When a retailer recently tried to launch a new e-commerce business, it found itself stymied by the fact that IT-spending amounts were capped as a percentage of revenue and by a lengthy and cumbersome approval process for new projects. The company’s goal of launching the business in two months proved hopelessly optimistic.
This retailer’s time-to-market problem is symptomatic of a dilemma many companies face as they seek to develop new products at a faster tempo, digitally optimize processes, or otherwise place major strategic bets in response to the digitization of their businesses. Digital competitors are now biting into a range of industries, creating a need for a rapid response. Yet the technology processes running many large-scale businesses are also mission critical. There’s no room for compromise on the performance of current technology-enabled (and often transaction-oriented) operating processes, even as organizations try to increase their pace of digital innovation.
The retailer’s board responded by creating a new budgeting and approval process in which projects supporting major digital strategic thrusts are now treated separately from the rest of the IT budget. Solutions like this, in our experience, are an effective means of addressing digital timing challenges. Many companies need to create a two-speed architecture—a fast speed for functions that address evolving customer experiences and must change rapidly, and a transaction speed for the remaining functions, where the pace of adjustment can remain more measured.
Although this sounds simple, it is anything but. Pulling off this split typically means confronting a framework of IT practices and organizational processes that have evolved over time and are at the core of the technology that keeps businesses running. In a separate article,1 we offer a detailed road map for IT leaders hoping to maintain the transactional world’s large-scale systems while pursuing daily deployments of digital features, customized cloud-based solutions, and real-time data analytics. Here, we’ll briefly lay out some broader management principles that are important for a wider cross section of executives to keep in mind.
Make the digital dialogue more strategic
Solutions like the retailer’s work only if there is clear agreement on what constitutes a digital priority worthy of a fast speed. In our experience, that rarely happens, because far too often, the digital dialogue never becomes sufficiently strategic to galvanize top management. At the retailer, by contrast, top management brought its budgeting challenges to the board, which approved the new, two-speed ground rules. Top management has also begun revising its agenda to elevate the importance of discussing strategic technology initiatives, including comparisons between them and other major thrusts, such as entering new regions.

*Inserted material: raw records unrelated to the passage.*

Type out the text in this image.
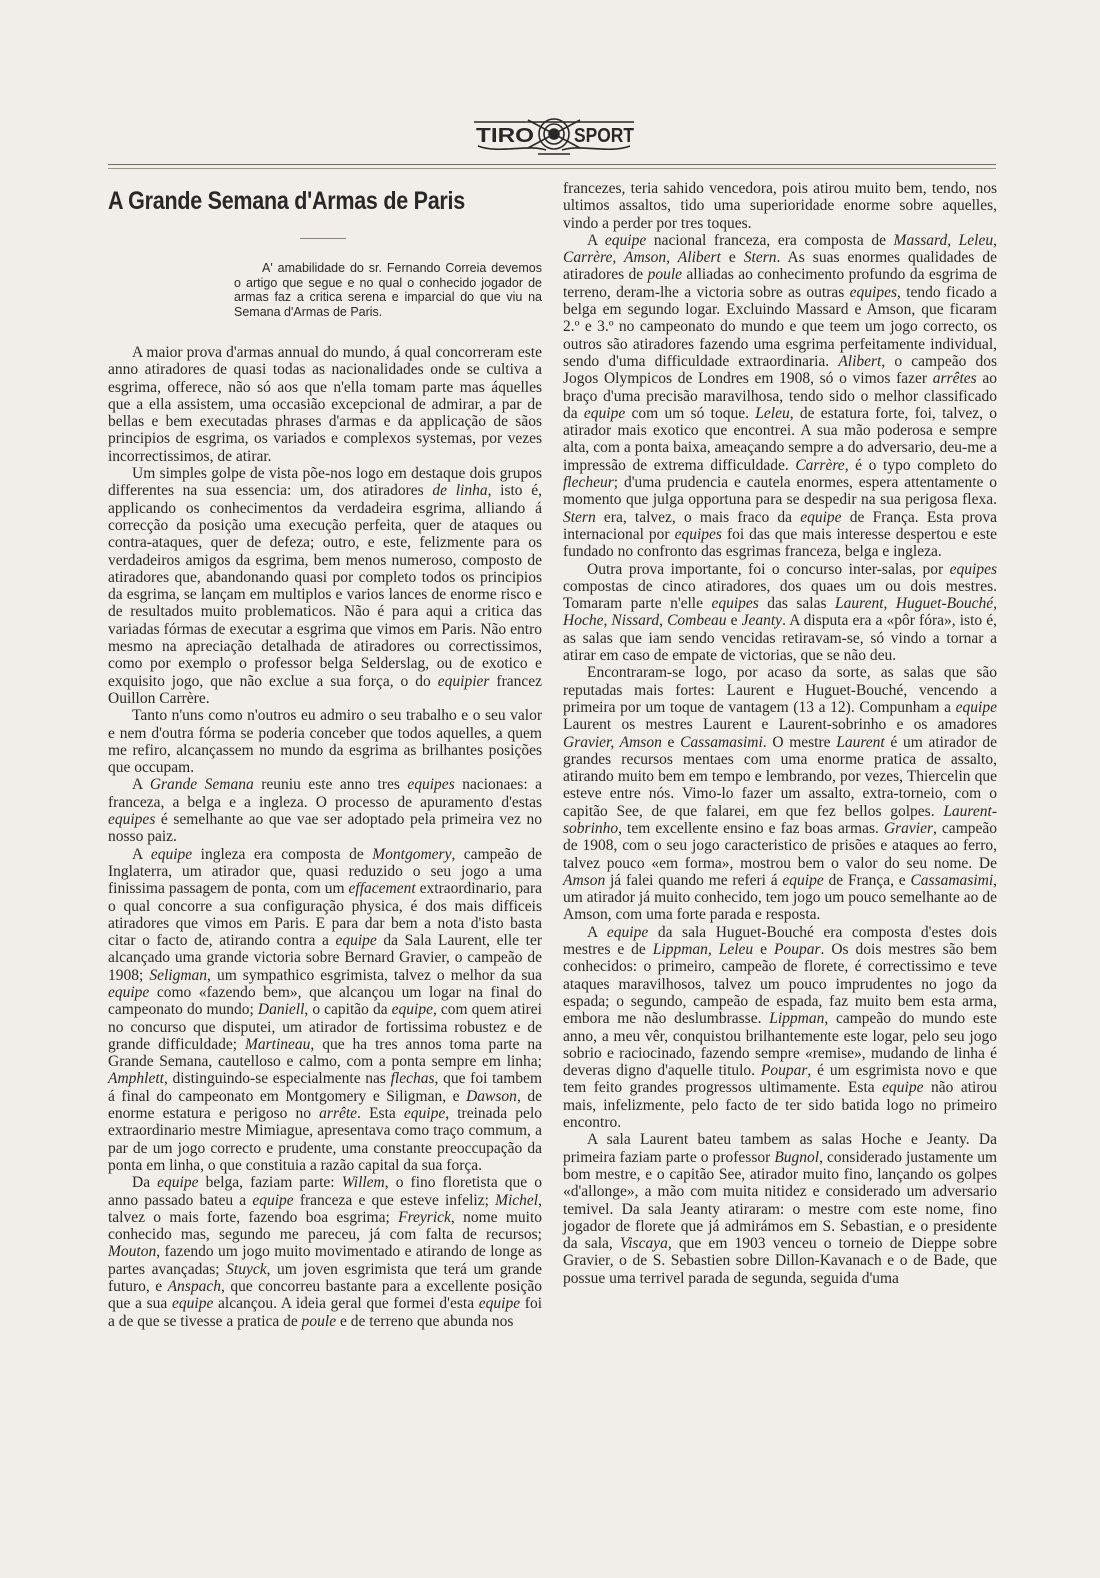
TIRO SPORT
A Grande Semana d'Armas de Paris
A' amabilidade do sr. Fernando Correia devemos o artigo que segue e no qual o conhecido jogador de armas faz a critica serena e imparcial do que viu na Semana d'Armas de Paris.

A maior prova d'armas annual do mundo, á qual concorreram este anno atiradores de quasi todas as nacionalidades onde se cultiva a esgrima, offerece, não só aos que n'ella tomam parte mas áquelles que a ella assistem, uma occasião excepcional de admirar, a par de bellas e bem executadas phrases d'armas e da applicação de sãos principios de esgrima, os variados e complexos systemas, por vezes incorrectissimos, de atirar.

Um simples golpe de vista põe-nos logo em destaque dois grupos differentes na sua essencia: um, dos atiradores de linha, isto é, applicando os conhecimentos da verdadeira esgrima, alliando á correcção da posição uma execução perfeita, quer de ataques ou contra-ataques, quer de defeza; outro, e este, felizmente para os verdadeiros amigos da esgrima, bem menos numeroso, composto de atiradores que, abandonando quasi por completo todos os principios da esgrima, se lançam em multiplos e varios lances de enorme risco e de resultados muito problematicos. Não é para aqui a critica das variadas fórmas de executar a esgrima que vimos em Paris. Não entro mesmo na apreciação detalhada de atiradores ou correctissimos, como por exemplo o professor belga Selderslag, ou de exotico e exquisito jogo, que não exclue a sua força, o do equipier francez Ouillon Carrère.

Tanto n'uns como n'outros eu admiro o seu trabalho e o seu valor e nem d'outra fórma se poderia conceber que todos aquelles, a quem me refiro, alcançassem no mundo da esgrima as brilhantes posições que occupam.

A Grande Semana reuniu este anno tres equipes nacionaes: a franceza, a belga e a ingleza. O processo de apuramento d'estas equipes é semelhante ao que vae ser adoptado pela primeira vez no nosso paiz.

A equipe ingleza era composta de Montgomery, campeão de Inglaterra, um atirador que, quasi reduzido o seu jogo a uma finissima passagem de ponta, com um effacement extraordinario, para o qual concorre a sua configuração physica, é dos mais difficeis atiradores que vimos em Paris. E para dar bem a nota d'isto basta citar o facto de, atirando contra a equipe da Sala Laurent, elle ter alcançado uma grande victoria sobre Bernard Gravier, o campeão de 1908; Seligman, um sympathico esgrimista, talvez o melhor da sua equipe como «fazendo bem», que alcançou um logar na final do campeonato do mundo; Daniell, o capitão da equipe, com quem atirei no concurso que disputei, um atirador de fortissima robustez e de grande difficuldade; Martineau, que ha tres annos toma parte na Grande Semana, cautelloso e calmo, com a ponta sempre em linha; Amphlett, distinguindo-se especialmente nas flechas, que foi tambem á final do campeonato em Montgomery e Siligman, e Dawson, de enorme estatura e perigoso no arrête. Esta equipe, treinada pelo extraordinario mestre Mimiague, apresentava como traço commum, a par de um jogo correcto e prudente, uma constante preoccupação da ponta em linha, o que constituia a razão capital da sua força.

Da equipe belga, faziam parte: Willem, o fino floretista que o anno passado bateu a equipe franceza e que esteve infeliz; Michel, talvez o mais forte, fazendo boa esgrima; Freyrick, nome muito conhecido mas, segundo me pareceu, já com falta de recursos; Mouton, fazendo um jogo muito movimentado e atirando de longe as partes avançadas; Stuyck, um joven esgrimista que terá um grande futuro, e Anspach, que concorreu bastante para a excellente posição que a sua equipe alcançou. A ideia geral que formei d'esta equipe foi a de que se tivesse a pratica de poule e de terreno que abunda nos

francezes, teria sahido vencedora, pois atirou muito bem, tendo, nos ultimos assaltos, tido uma superioridade enorme sobre aquelles, vindo a perder por tres toques.

A equipe nacional franceza, era composta de Massard, Leleu, Carrère, Amson, Alibert e Stern. As suas enormes qualidades de atiradores de poule alliadas ao conhecimento profundo da esgrima de terreno, deram-lhe a victoria sobre as outras equipes, tendo ficado a belga em segundo logar. Excluindo Massard e Amson, que ficaram 2.º e 3.º no campeonato do mundo e que teem um jogo correcto, os outros são atiradores fazendo uma esgrima perfeitamente individual, sendo d'uma difficuldade extraordinaria. Alibert, o campeão dos Jogos Olympicos de Londres em 1908, só o vimos fazer arrêtes ao braço d'uma precisão maravilhosa, tendo sido o melhor classificado da equipe com um só toque. Leleu, de estatura forte, foi, talvez, o atirador mais exotico que encontrei. A sua mão poderosa e sempre alta, com a ponta baixa, ameaçando sempre a do adversario, deu-me a impressão de extrema difficuldade. Carrère, é o typo completo do flecheur; d'uma prudencia e cautela enormes, espera attentamente o momento que julga opportuna para se despedir na sua perigosa flexa. Stern era, talvez, o mais fraco da equipe de França. Esta prova internacional por equipes foi das que mais interesse despertou e este fundado no confronto das esgrimas franceza, belga e ingleza.

Outra prova importante, foi o concurso inter-salas, por equipes compostas de cinco atiradores, dos quaes um ou dois mestres. Tomaram parte n'elle equipes das salas Laurent, Huguet-Bouché, Hoche, Nissard, Combeau e Jeanty. A disputa era a «pôr fóra», isto é, as salas que iam sendo vencidas retiravam-se, só vindo a tornar a atirar em caso de empate de victorias, que se não deu.

Encontraram-se logo, por acaso da sorte, as salas que são reputadas mais fortes: Laurent e Huguet-Bouché, vencendo a primeira por um toque de vantagem (13 a 12). Compunham a equipe Laurent os mestres Laurent e Laurent-sobrinho e os amadores Gravier, Amson e Cassamasimi. O mestre Laurent é um atirador de grandes recursos mentaes com uma enorme pratica de assalto, atirando muito bem em tempo e lembrando, por vezes, Thiercelin que esteve entre nós. Vimo-lo fazer um assalto, extra-torneio, com o capitão See, de que falarei, em que fez bellos golpes. Laurent-sobrinho, tem excellente ensino e faz boas armas. Gravier, campeão de 1908, com o seu jogo caracteristico de prisões e ataques ao ferro, talvez pouco «em forma», mostrou bem o valor do seu nome. De Amson já falei quando me referi á equipe de França, e Cassamasimi, um atirador já muito conhecido, tem jogo um pouco semelhante ao de Amson, com uma forte parada e resposta.

A equipe da sala Huguet-Bouché era composta d'estes dois mestres e de Lippman, Leleu e Poupar. Os dois mestres são bem conhecidos: o primeiro, campeão de florete, é correctissimo e teve ataques maravilhosos, talvez um pouco imprudentes no jogo da espada; o segundo, campeão de espada, faz muito bem esta arma, embora me não deslumbrasse. Lippman, campeão do mundo este anno, a meu vêr, conquistou brilhantemente este logar, pelo seu jogo sobrio e raciocinado, fazendo sempre «remise», mudando de linha é deveras digno d'aquelle titulo. Poupar, é um esgrimista novo e que tem feito grandes progressos ultimamente. Esta equipe não atirou mais, infelizmente, pelo facto de ter sido batida logo no primeiro encontro.

A sala Laurent bateu tambem as salas Hoche e Jeanty. Da primeira faziam parte o professor Bugnol, considerado justamente um bom mestre, e o capitão See, atirador muito fino, lançando os golpes «d'allonge», a mão com muita nitidez e considerado um adversario temivel. Da sala Jeanty atiraram: o mestre com este nome, fino jogador de florete que já admirámos em S. Sebastian, e o presidente da sala, Viscaya, que em 1903 venceu o torneio de Dieppe sobre Gravier, o de S. Sebastien sobre Dillon-Kavanach e o de Bade, que possue uma terrivel parada de segunda, seguida d'uma
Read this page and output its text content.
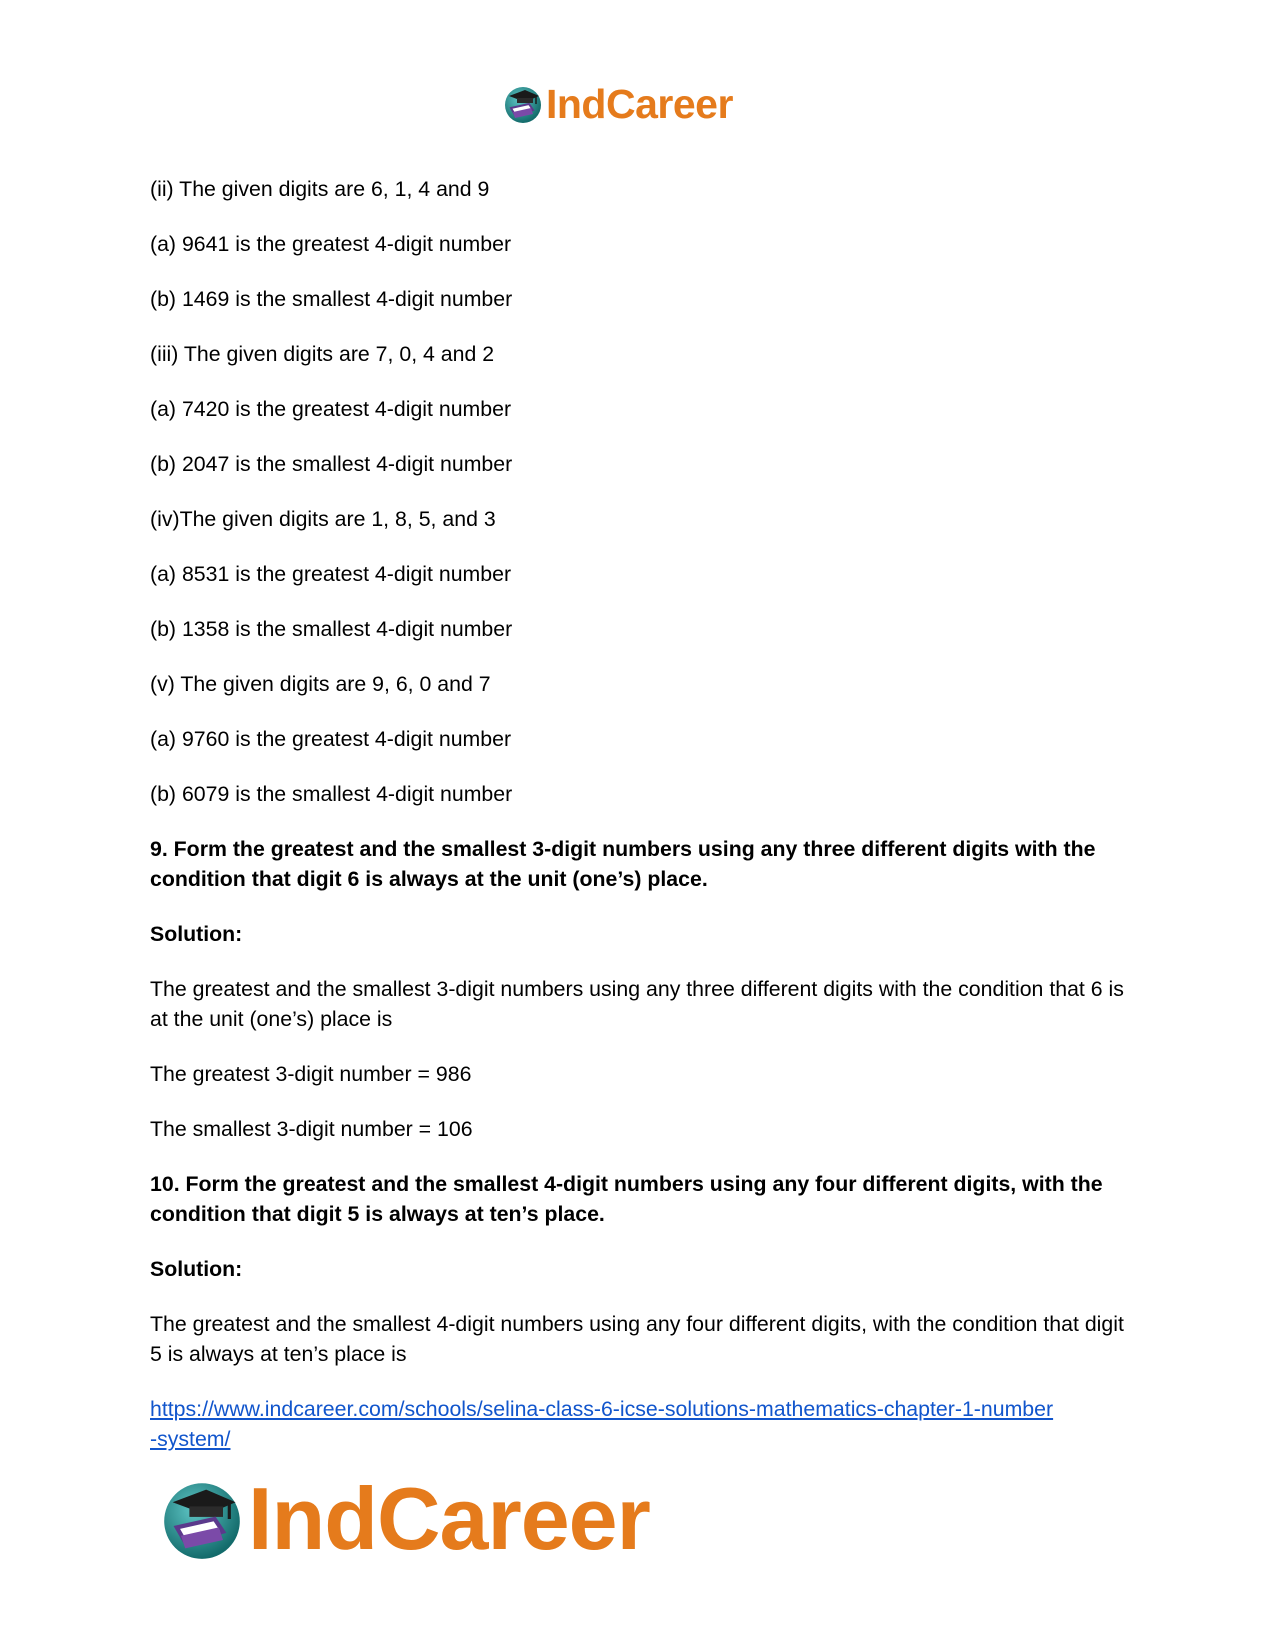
IndCareer

(ii) The given digits are 6, 1, 4 and 9

(a) 9641 is the greatest 4-digit number

(b) 1469 is the smallest 4-digit number

(iii) The given digits are 7, 0, 4 and 2

(a) 7420 is the greatest 4-digit number

(b) 2047 is the smallest 4-digit number

(iv)The given digits are 1, 8, 5, and 3

(a) 8531 is the greatest 4-digit number

(b) 1358 is the smallest 4-digit number

(v) The given digits are 9, 6, 0 and 7

(a) 9760 is the greatest 4-digit number

(b) 6079 is the smallest 4-digit number

9. Form the greatest and the smallest 3-digit numbers using any three different digits with the condition that digit 6 is always at the unit (one’s) place.

Solution:

The greatest and the smallest 3-digit numbers using any three different digits with the condition that 6 is at the unit (one’s) place is

The greatest 3-digit number = 986

The smallest 3-digit number = 106

10. Form the greatest and the smallest 4-digit numbers using any four different digits, with the condition that digit 5 is always at ten’s place.

Solution:

The greatest and the smallest 4-digit numbers using any four different digits, with the condition that digit 5 is always at ten’s place is

https://www.indcareer.com/schools/selina-class-6-icse-solutions-mathematics-chapter-1-number
-system/

IndCareer
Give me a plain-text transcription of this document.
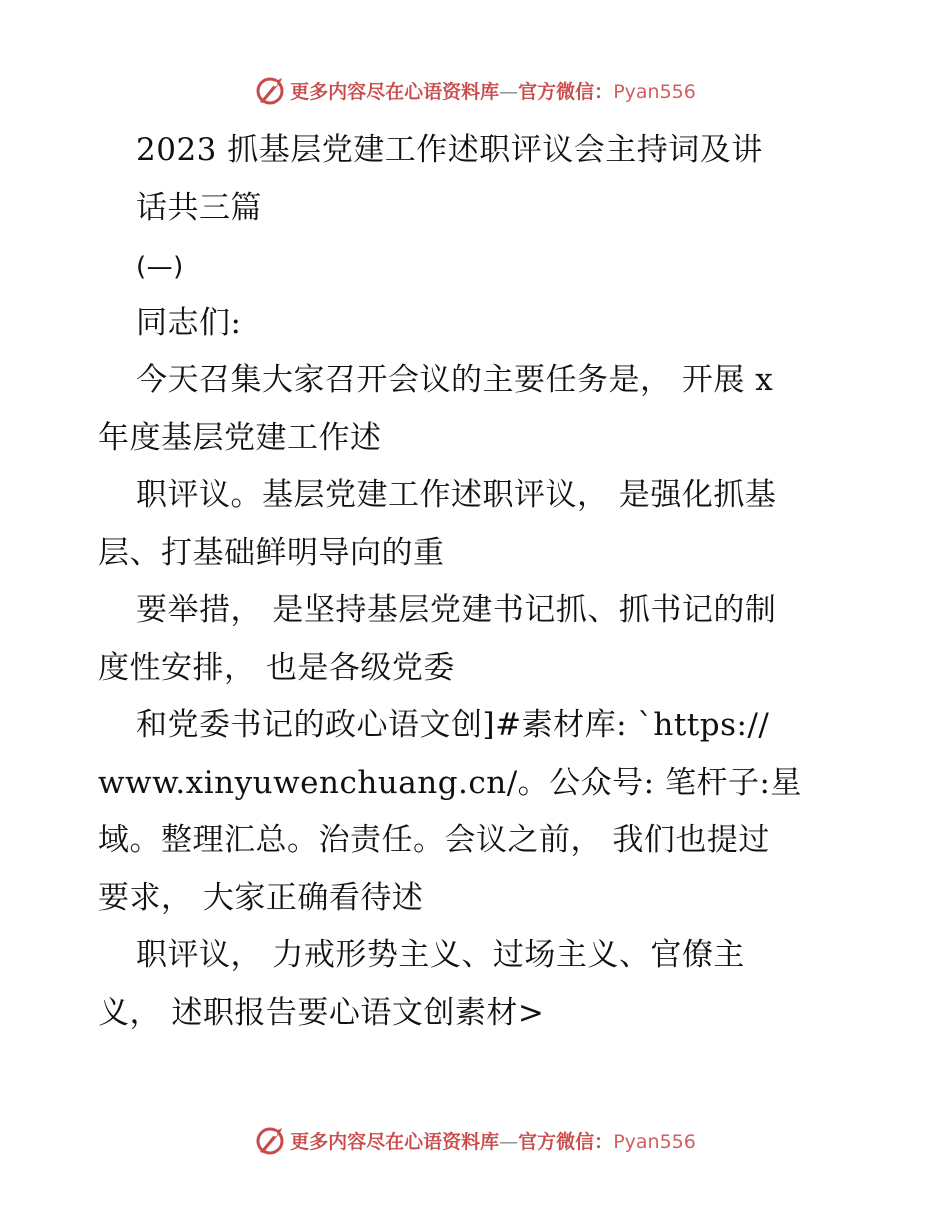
更多内容尽在心语资料库—官方微信：Pyan556
2023 抓基层党建工作述职评议会主持词及讲
话共三篇
(—)
同志们:
今天召集大家召开会议的主要任务是， 开展 x
年度基层党建工作述
职评议。基层党建工作述职评议， 是强化抓基
层、打基础鲜明导向的重
要举措， 是坚持基层党建书记抓、抓书记的制
度性安排， 也是各级党委
和党委书记的政心语文创]#素材库: `https://
www.xinyuwenchuang.cn/。公众号: 笔杆子:星
域。整理汇总。治责任。会议之前， 我们也提过
要求， 大家正确看待述
职评议， 力戒形势主义、过场主义、官僚主
义， 述职报告要心语文创素材>
更多内容尽在心语资料库—官方微信：Pyan556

Achieving this level of dialogue often means changing mind-sets, such as the common one that IT spending is a “tax” required to “keep the lights on.” At one major consumer-packaged-goods company, this mentality consistently meant that small, short-term fixes were prioritized over large, company-wide investments. In response, the company’s top management engaged the board in a discussion of digital priorities that could redefine the business model. Once it’s clear that certain types of technology spending are an investment in new business strategies, it becomes much easier to agree that the resulting initiatives should be implemented quickly.
Evolve the organization
When the IT organization is asked to release new digital functions on a faster deployment cycle, it requires new levels of agility and coordination that may require substantial organizational change. One large industrial company recently established digital-product management as a separate organizational unit accountable not only for the company’s website, mobile applications, digital interactions, and new functionality, but also for collaborating closely with business and IT leaders.
This type of setup is found among most companies that are “digital natives” but is much rarer in large, traditional organizations. The rule in many of the latter is to let individual businesses identify and prioritize their IT requirements and then to tackle priority projects (assuming that the company has the IT-development capacity) through quarterly releases. That approach had proved problematic for the industrial company because requirements for digital tools often overlapped among businesses but had to be modified every week—leaving no time for meetings to grind out an alignment among affected businesses and functions. The new product-management unit solved this problem without compromising the development or maintenance approach needed for core transactions, which were managed separately.
Creating joint IT–business teams to coordinate new initiatives also proved invaluable at a bank trying to catch up with rivals that use big data and advanced analytics to change products and marketing on the fly in response to evolving customer preferences. Product specialists now collaborate closely with model builders to create the automated tools that can assess customer needs in real time and make offers for related financial products. The IT organization collaborates closely as it selects the best data-processing technologies to support the new algorithmic models. None of this compromises the bank’s transactional backbone, which again is managed separately to ensure its ongoing integrity.
Digitization has led to bifurcated competition that challenges monolithic corporate structures. A two-speed approach to architecture will help companies navigate what’s likely to be a tricky period of transition.